A limitation of this study is that no consideration was given to the effect of different faceguard styles or chin straps. An effort was made to identify a faceguard style common to all helmet models with similar patterns of vertical and horizontal bars in order to minimize the effect of variations in faceguard design. Previous studies have indicated the importance of including faceguards during the testing of football and other helmets for shell impacts, but to the authors’ knowledge the effect of faceguard design on helmet performance has not been investigated and published.6,24 While some of the variation between samples A and B may be explained by manufacturing variation, much of the variation is likely attributable to differences in test-to-test variation including helmet positioning. While steps were taken to reduce variability in test fixture setup and positioning of the helmet, variation in reproducibility remains. In particular, larger variation was observed for impacts to the faceguard for which differences in helmet position can lead to the end cap interfacing with different bar structures on the mask and for which the chin strap tightness and interaction with the dummy chin may play a larger role.

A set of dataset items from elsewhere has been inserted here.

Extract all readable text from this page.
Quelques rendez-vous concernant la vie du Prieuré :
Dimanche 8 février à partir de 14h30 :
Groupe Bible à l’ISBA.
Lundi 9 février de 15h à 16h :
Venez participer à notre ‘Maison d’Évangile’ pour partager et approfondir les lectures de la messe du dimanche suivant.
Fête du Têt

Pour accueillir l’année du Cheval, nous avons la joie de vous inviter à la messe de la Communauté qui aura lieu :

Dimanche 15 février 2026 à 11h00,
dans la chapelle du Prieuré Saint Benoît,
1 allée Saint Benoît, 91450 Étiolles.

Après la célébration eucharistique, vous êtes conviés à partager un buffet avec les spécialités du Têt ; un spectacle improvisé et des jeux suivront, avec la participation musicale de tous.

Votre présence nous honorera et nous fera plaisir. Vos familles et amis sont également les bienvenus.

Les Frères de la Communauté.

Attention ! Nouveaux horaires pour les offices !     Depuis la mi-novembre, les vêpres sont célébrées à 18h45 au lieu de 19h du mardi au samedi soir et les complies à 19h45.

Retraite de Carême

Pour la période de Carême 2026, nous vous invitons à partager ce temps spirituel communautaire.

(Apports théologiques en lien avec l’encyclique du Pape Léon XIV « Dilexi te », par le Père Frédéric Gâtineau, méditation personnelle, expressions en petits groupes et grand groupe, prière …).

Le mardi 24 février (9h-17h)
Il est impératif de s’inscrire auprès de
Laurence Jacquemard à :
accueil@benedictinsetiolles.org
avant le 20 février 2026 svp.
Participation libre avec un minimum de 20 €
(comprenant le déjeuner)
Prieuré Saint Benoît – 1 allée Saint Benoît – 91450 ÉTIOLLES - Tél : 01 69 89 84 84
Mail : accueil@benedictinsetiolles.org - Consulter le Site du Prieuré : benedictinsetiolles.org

Another limitation of this study relates to issues with the biofidelity of the Hybrid III for helmet testing. Because of these known issues associated with the Hybrid III neck for axial loading,4,18 impacts to the top of the helmet have not been included in this test protocol and, for other target locations, alternate impact vectors were chosen to reduce the axial component of neck loading. The Hybrid III headform, unlike the NOCSAE headform, lacks a realistic nape of the neck and chin. 8 Despite this issue, the Hybrid III head was chosen for this work because of a more anthropometrically correct connection to the Hybrid III neck.8 Future work should focus on an improved design of a headform and flexible neck for helmet testing. The biofidelity of the kinematics produced by the test fixture is also affected by the limitation of the attachment to the base of the neck that allowed only one DOF of translation in the direction of the impact. Despite this limitation, head kinematics produced by the test fixture were found to be reasonable compared to those from reconstructions of concussive impacts with similar impact velocities (Figs. 7 and 8).

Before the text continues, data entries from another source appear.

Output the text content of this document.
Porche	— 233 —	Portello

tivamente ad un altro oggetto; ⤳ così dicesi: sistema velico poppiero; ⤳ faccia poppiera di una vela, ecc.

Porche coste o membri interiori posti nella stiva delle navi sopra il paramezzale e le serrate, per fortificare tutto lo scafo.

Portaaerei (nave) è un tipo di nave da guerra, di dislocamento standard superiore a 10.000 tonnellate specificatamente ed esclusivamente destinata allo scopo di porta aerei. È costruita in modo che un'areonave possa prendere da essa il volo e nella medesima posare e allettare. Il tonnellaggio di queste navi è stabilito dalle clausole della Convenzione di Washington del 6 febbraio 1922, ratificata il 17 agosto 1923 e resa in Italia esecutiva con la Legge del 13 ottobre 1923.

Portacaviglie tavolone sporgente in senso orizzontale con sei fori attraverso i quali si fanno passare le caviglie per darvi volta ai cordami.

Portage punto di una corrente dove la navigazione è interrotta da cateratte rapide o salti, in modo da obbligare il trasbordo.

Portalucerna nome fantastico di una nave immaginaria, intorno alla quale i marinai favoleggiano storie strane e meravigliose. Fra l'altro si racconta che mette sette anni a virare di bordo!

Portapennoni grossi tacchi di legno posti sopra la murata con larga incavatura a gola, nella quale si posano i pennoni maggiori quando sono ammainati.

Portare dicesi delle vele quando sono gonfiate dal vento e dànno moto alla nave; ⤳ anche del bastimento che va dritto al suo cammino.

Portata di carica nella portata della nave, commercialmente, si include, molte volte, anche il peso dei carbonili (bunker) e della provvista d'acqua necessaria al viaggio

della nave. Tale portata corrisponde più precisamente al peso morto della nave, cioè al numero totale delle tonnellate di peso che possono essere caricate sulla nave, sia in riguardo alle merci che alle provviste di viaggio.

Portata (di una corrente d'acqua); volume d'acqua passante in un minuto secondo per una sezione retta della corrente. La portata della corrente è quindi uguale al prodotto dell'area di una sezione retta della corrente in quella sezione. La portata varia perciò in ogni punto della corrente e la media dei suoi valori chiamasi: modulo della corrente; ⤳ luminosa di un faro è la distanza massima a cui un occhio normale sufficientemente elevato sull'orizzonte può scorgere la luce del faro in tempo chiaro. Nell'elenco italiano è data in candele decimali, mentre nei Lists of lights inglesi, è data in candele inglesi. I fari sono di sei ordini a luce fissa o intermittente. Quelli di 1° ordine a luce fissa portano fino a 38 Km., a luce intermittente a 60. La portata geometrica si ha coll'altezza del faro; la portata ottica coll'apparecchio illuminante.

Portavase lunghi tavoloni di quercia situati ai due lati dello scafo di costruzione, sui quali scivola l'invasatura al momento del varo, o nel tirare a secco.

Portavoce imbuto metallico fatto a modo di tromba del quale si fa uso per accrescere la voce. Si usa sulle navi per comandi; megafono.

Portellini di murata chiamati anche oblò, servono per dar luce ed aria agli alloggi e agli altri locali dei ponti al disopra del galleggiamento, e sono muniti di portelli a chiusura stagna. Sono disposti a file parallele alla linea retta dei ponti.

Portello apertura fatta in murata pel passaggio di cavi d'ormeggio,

The test method developed in this study simulates helmet-to-helmet impacts, which account for 36% of NFL game concussions during the 2015-2016 and 2016-2017 seasons.17 Though impact locations relevant to other impact sources such as ground impacts have been partially addressed in the choice of helmet impact locations, future work should focus upon methods for simulating the mechanical response of helmet-to-body or helmet-to-ground impacts. Previous studies have indicated that while resulting helmet kinematics from helmet-to-shoulder impacts were similar to those from helmet impacts,3 helmet-to-ground impacts often involve larger linear velocity changes and initial rotational velocities.16 These test methods represent impact conditions relevant for professional football and should not be translated to other levels of play or other sports. Further, these methods should be reassessed as helmet technology changes and more information about the injury mechanisms associated with concussion become available.

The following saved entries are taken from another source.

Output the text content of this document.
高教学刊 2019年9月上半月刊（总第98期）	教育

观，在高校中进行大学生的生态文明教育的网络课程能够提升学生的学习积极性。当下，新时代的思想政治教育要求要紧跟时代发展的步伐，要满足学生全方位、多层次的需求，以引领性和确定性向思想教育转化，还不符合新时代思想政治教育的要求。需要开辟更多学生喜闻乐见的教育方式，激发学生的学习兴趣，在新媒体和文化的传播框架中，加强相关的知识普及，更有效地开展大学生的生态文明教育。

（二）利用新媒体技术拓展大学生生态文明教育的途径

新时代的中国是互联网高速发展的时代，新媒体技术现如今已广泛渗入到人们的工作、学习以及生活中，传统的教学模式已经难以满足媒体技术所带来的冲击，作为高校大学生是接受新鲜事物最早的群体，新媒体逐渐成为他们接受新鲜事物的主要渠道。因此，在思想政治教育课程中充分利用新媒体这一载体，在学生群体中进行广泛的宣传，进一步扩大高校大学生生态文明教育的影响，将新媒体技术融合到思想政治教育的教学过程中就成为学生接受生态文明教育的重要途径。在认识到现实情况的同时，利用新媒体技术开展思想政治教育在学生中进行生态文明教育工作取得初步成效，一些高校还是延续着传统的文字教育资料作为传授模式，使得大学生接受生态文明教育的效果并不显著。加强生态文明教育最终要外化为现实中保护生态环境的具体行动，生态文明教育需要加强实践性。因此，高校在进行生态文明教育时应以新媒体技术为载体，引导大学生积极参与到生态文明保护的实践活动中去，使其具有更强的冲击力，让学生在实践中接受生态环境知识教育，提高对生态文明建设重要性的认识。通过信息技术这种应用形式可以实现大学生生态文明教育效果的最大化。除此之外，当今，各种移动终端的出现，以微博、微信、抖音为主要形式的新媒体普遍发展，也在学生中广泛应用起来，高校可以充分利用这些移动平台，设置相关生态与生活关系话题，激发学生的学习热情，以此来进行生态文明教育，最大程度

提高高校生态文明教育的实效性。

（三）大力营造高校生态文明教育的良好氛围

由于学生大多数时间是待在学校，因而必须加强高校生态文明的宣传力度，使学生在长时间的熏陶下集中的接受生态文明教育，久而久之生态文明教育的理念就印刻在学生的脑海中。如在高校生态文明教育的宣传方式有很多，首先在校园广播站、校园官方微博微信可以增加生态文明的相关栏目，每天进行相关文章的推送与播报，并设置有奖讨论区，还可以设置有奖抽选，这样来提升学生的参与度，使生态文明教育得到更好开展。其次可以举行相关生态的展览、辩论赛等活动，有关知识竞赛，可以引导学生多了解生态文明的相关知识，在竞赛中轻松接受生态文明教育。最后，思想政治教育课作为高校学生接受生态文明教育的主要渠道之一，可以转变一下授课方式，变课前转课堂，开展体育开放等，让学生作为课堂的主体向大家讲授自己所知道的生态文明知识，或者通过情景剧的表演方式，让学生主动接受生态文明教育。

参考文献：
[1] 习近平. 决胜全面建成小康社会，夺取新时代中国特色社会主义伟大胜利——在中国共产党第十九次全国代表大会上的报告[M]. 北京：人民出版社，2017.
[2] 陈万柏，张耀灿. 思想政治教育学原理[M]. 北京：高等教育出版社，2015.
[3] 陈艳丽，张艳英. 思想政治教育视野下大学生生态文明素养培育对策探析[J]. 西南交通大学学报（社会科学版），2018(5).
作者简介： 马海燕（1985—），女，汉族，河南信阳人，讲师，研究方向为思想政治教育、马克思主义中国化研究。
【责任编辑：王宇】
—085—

Building upon recent studies used to characterize the professional football impact environment and the use of new metrics for assessing head impact severity, this study presents a test methodology for assessing the performance of football helmets, with particular focus on severe and concussive impacts occurring the NFL. The ability of the test methodology to mimic the on-field environment and to generate repeatable and reproducible helmet responses was demonstrated. Lastly, testing of 36 helmet models with the new methodology provides an overview of the range of performance of modern football helmets with a 33% difference in HPS between the best and worst performing models. These results have been presented in the form of a poster to provide information to NFL players and team medical and equipment staff.19.